Ms. Burns’s win for Milkman will be a surprise to many because of its unusual structure. Even the chair of the panel of judges found the book a challenge to read, with its lengthy paragraphs, casual punctuation and unnamed characters. Set in an anonymous city in the 1970s, the book draws on Ms. Burns’s years growing up in Belfast during decades of sectarian violence known as the Troubles that pitted factions of Protestants against Catholics. The story is told through the voice, and particular dialect, of an 18-year-old woman trying to negotiate a complicated life filled with violence, gossip, rumour, sexual harassment and a forced relationship with the milkman who is also a senior paramilitary operative.

“I think it’s a very powerful novel about the damage and danger of rumour,” said Kwame Anthony Appiah, who chaired the panel of five judges. Mr. Appiah acknowledged that the book was not an easy read and he said some people may find it better as an audio book. “The novel is enormously rewarding if you persist with it,” he said. “It is true that because of the flow of the language and the length of the sentences and the fact that some of the language is unfamiliar, that it’s not kind of a light read.” He added that the book “is challenging in the way a walk up [Mount] Snowdon is challenging. It’s definitely worth it because the view is terrific when you get to the top.”

He added that the story is also timely in that it evokes many of the issues surrounding sexual harassment raised by the #Metoo movement. The book is about a “woman living in a divided society harassed by a man. He’s taking advantage of divisions in the society to use the power he has because of those divisions to go after her. Her situation is made worse by gossip and rumour,” he said.

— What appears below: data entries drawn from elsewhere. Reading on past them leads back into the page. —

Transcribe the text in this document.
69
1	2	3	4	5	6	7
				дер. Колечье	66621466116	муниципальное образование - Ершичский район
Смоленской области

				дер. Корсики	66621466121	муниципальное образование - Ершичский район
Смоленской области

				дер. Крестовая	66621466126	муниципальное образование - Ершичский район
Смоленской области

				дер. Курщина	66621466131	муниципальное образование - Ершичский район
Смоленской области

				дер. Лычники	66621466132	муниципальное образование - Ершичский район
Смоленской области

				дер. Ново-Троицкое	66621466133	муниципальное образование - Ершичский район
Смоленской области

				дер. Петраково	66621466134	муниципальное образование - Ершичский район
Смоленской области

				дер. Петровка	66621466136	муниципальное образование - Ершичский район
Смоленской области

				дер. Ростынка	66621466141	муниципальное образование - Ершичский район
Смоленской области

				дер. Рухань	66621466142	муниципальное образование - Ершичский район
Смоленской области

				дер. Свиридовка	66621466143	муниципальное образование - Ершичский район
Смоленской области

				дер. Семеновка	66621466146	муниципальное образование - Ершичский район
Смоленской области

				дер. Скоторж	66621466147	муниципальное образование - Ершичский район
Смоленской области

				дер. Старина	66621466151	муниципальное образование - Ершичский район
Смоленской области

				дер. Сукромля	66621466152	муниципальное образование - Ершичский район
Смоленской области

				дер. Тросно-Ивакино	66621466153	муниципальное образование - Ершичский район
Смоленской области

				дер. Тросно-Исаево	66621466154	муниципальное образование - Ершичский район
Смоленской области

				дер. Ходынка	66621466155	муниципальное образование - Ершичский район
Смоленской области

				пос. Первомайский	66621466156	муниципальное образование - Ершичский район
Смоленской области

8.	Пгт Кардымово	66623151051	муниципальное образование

It’s also timely given the debate surrounding the fate of the border between Ireland and Northern Ireland in the Brexit negotiations between Britain and the European Union. The border has been largely invisible since 1998 when the Good Friday Agreement ended the Troubles. However, once the U.K. is out of the EU next March, it will also be out of the bloc’s single market which allows for the free movement of goods, services and people. Both sides have said they don’t want a return to a hard border, but they have yet to find a solution. Mr. Appiah said the sectarian divisions in Ireland “are the reasons why Brexit is going to have problems with the border in Ireland, [and] of course that plays an enormous role in the novel,” he said. He added that Ireland was not the only place in the world with sectarian divisions. “This novel is as useful for thinking about Lebanon or Syria,” he said.

Ms. Burns, 56, has written two other novels, No Bones and Little Constructions. This is her first major literary award and it’s the first time the Booker has been awarded to a novelist from Northern Ireland.

The Booker Prize dates to 1969 and for years was largely awarded only to Commonwealth writers whose work had been published in the U.K. The rules were changed in 2013 to include Americans, prompting much controversy in literary circles among those who felt U.S. writers would dominate the award. Two American books have won the prize since the rule change; Paul Beatty’s The Sellout in 2016 and George Saunders’s Lincoln in the Bardo in 2017. Mr. Appiah said the judges didn’t consider the nationality or gender of the authors and he added that he found the debate about Americans tedious. “I’m so fed up with that conversation,” he said. “The best book wasn’t a book by an American.”